When the youngest was 9 I was still very careful about what they watched but someone told me that "Married with Children" was a funny show and the kids wanted to see it so we watched the one where Santa parachuted to his death in the Bundy's back yard. I was in shock, they not so much. We didn't watch MWC again, until they were in their teens. It was a funny show.
TheMightyFavog
(13,770 posts)Guy's gotta be pushing 80 now.
Fun fact: He was a big singing star in Japan during the mid 60s.
napkinz
(17,199 posts)one_voice
(20,043 posts)I watched Sesame Street and so did my kids. My daughter loved Fraggle Rock (like another poster up thread) more.
I watched all the shows my kids watched with them.

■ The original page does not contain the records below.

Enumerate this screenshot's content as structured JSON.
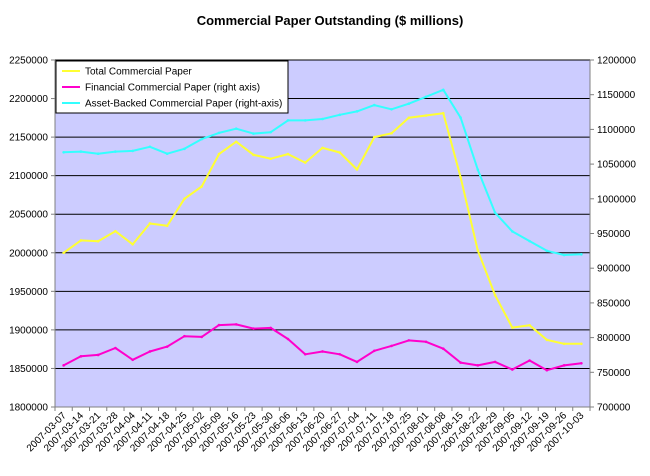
{
  "chart_data": {
    "type": "line",
    "title": "Commercial Paper Outstanding ($ millions)",
    "x_categories": [
      "2007-03-07",
      "2007-03-14",
      "2007-03-21",
      "2007-03-28",
      "2007-04-04",
      "2007-04-11",
      "2007-04-18",
      "2007-04-25",
      "2007-05-02",
      "2007-05-09",
      "2007-05-16",
      "2007-05-23",
      "2007-05-30",
      "2007-06-06",
      "2007-06-13",
      "2007-06-20",
      "2007-06-27",
      "2007-07-04",
      "2007-07-11",
      "2007-07-18",
      "2007-07-25",
      "2007-08-01",
      "2007-08-08",
      "2007-08-15",
      "2007-08-22",
      "2007-08-29",
      "2007-09-05",
      "2007-09-12",
      "2007-09-19",
      "2007-09-26",
      "2007-10-03"
    ],
    "y_left": {
      "min": 1800000,
      "max": 2250000,
      "ticks": [
        1800000,
        1850000,
        1900000,
        1950000,
        2000000,
        2050000,
        2100000,
        2150000,
        2200000,
        2250000
      ],
      "tick_labels": [
        "1800000",
        "1850000",
        "1900000",
        "1950000",
        "2000000",
        "2050000",
        "2100000",
        "2150000",
        "2200000",
        "2250000"
      ]
    },
    "y_right": {
      "min": 700000,
      "max": 1200000,
      "ticks": [
        700000,
        750000,
        800000,
        850000,
        900000,
        950000,
        1000000,
        1050000,
        1100000,
        1150000,
        1200000
      ],
      "tick_labels": [
        "700000",
        "750000",
        "800000",
        "850000",
        "900000",
        "950000",
        "1000000",
        "1050000",
        "1100000",
        "1150000",
        "1200000"
      ]
    },
    "grid": true,
    "plot_background": "#ccccff",
    "legend_position": "top-left",
    "series": [
      {
        "name": "Total Commercial Paper",
        "axis": "left",
        "color": "#ffff33",
        "values": [
          2000000,
          2016000,
          2015000,
          2028000,
          2011000,
          2038000,
          2035000,
          2070000,
          2086000,
          2128000,
          2144000,
          2127000,
          2122000,
          2128000,
          2117000,
          2136000,
          2130000,
          2108000,
          2150000,
          2155000,
          2175000,
          2178000,
          2181000,
          2098000,
          2003000,
          1945000,
          1903000,
          1906000,
          1887000,
          1882000,
          1882000
        ]
      },
      {
        "name": "Financial Commercial Paper (right axis)",
        "axis": "right",
        "color": "#ff00cc",
        "values": [
          760000,
          773000,
          775000,
          785000,
          768000,
          780000,
          787000,
          802000,
          801000,
          818000,
          819000,
          813000,
          814000,
          798000,
          776000,
          780000,
          776000,
          765000,
          781000,
          788000,
          796000,
          794000,
          784000,
          764000,
          760000,
          765000,
          754000,
          767000,
          753000,
          760000,
          763000
        ]
      },
      {
        "name": "Asset-Backed Commercial Paper (right-axis)",
        "axis": "right",
        "color": "#33ffff",
        "values": [
          1067000,
          1068000,
          1065000,
          1068000,
          1069000,
          1075000,
          1065000,
          1072000,
          1086000,
          1095000,
          1101000,
          1094000,
          1096000,
          1113000,
          1113000,
          1115000,
          1121000,
          1126000,
          1135000,
          1129000,
          1137000,
          1147000,
          1157000,
          1117000,
          1042000,
          980000,
          953000,
          939000,
          925000,
          919000,
          920000
        ]
      }
    ]
  }
}
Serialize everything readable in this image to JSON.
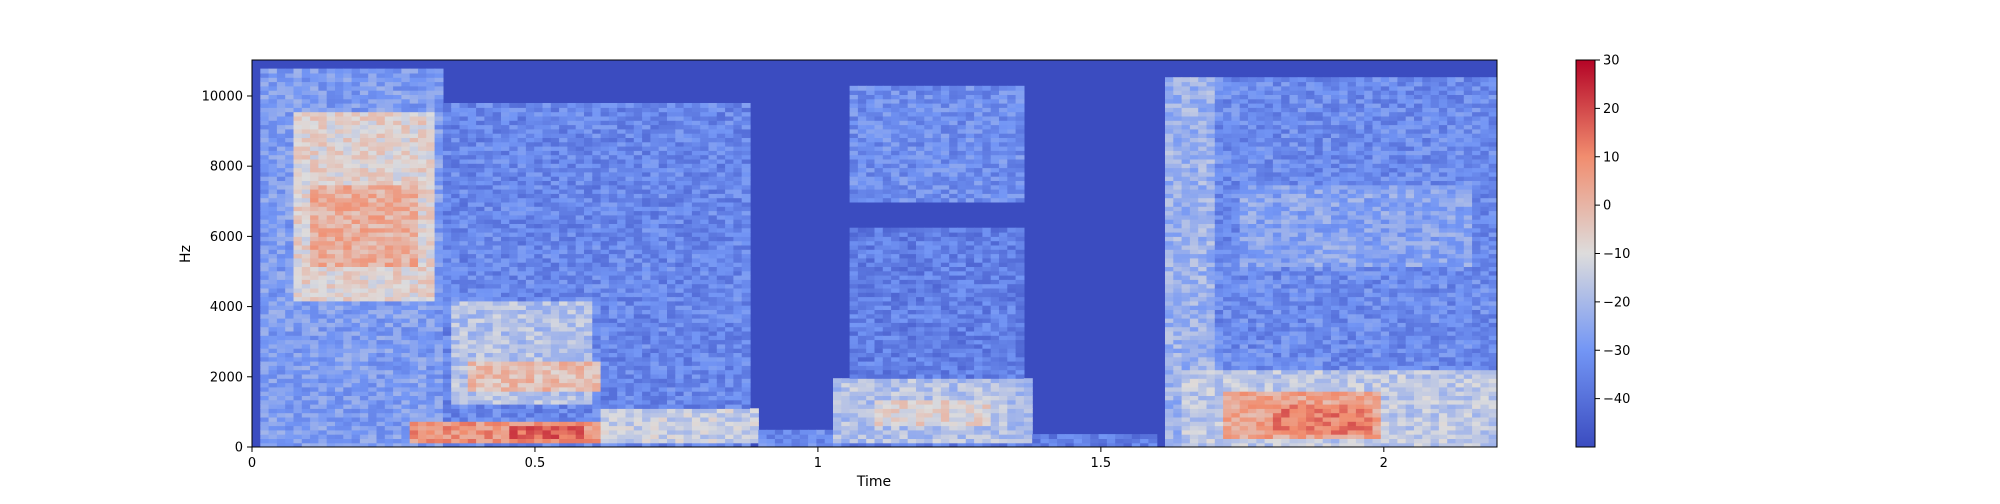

I used to record Power Rangers for my son and he was allowed to watch after his homework was done, he'd finished playing outside and his bath was over. Most of the time he was too tired to watch..lol. He'd catch up on rainy days...which meant Power Rangers in the background for me.
Ms. Toad
(34,076 posts)it was a breath of fresh air.
E.g.:
Elmer Fudd with his shotgun.
Wil-e-Coyote perpetually plotting to kill the road runner, and getting blasted to smithereens.
Definitely not perfect, but it tried to be educational - and to make learning fun.
Vashta Nerada
(3,922 posts)I didn't see a problem with those.
Pretzel_Warrior
(8,361 posts)To show people on DU can argue and complain about literally anything.
Scootaloo
(25,699 posts)"Kid's shows" should be enjoyable by adults as well as the "target audience" for the obvious reason that, well, parents are going to be watching this stuff with their kids. Oddball things like this can then lead to the kid looking to their parents and going "Okay, what the hell was that?"
The idea that "children's entertainment" needs to be as bland and sterile of content as possible, while just flashing colors and sounds to hold their attention is probably vastly more harmful than kermit the Frog berating cookie monster.
appleannie1
(5,067 posts)It teaches them that life is not always some happy little trip and teaches them how to cope with the things that are not happy and appreciate the good. In other words, it teaches them how to cope with real life.
Blue_In_AK
(46,436 posts)no kids yet, but I LOVED Sesame Street. It was an absolute gas when you were high - or so I was told.
napkinz
(17,199 posts)With Morgan Freeman and Rita Moreno
Pretzel_Warrior
(8,361 posts)I watched as a kid including Sesame Street, Captain Kangaroo, Mr. Rogers, and ZOOM!
napkinz
(17,199 posts)I thought it was a great.
Sesame Street is still with us, and Captain Kangaroo and Mr. Rogers lasted decades. PBS even brought back ZOOM.
But if I remember correctly, The Electric Company went off the air in the 80s.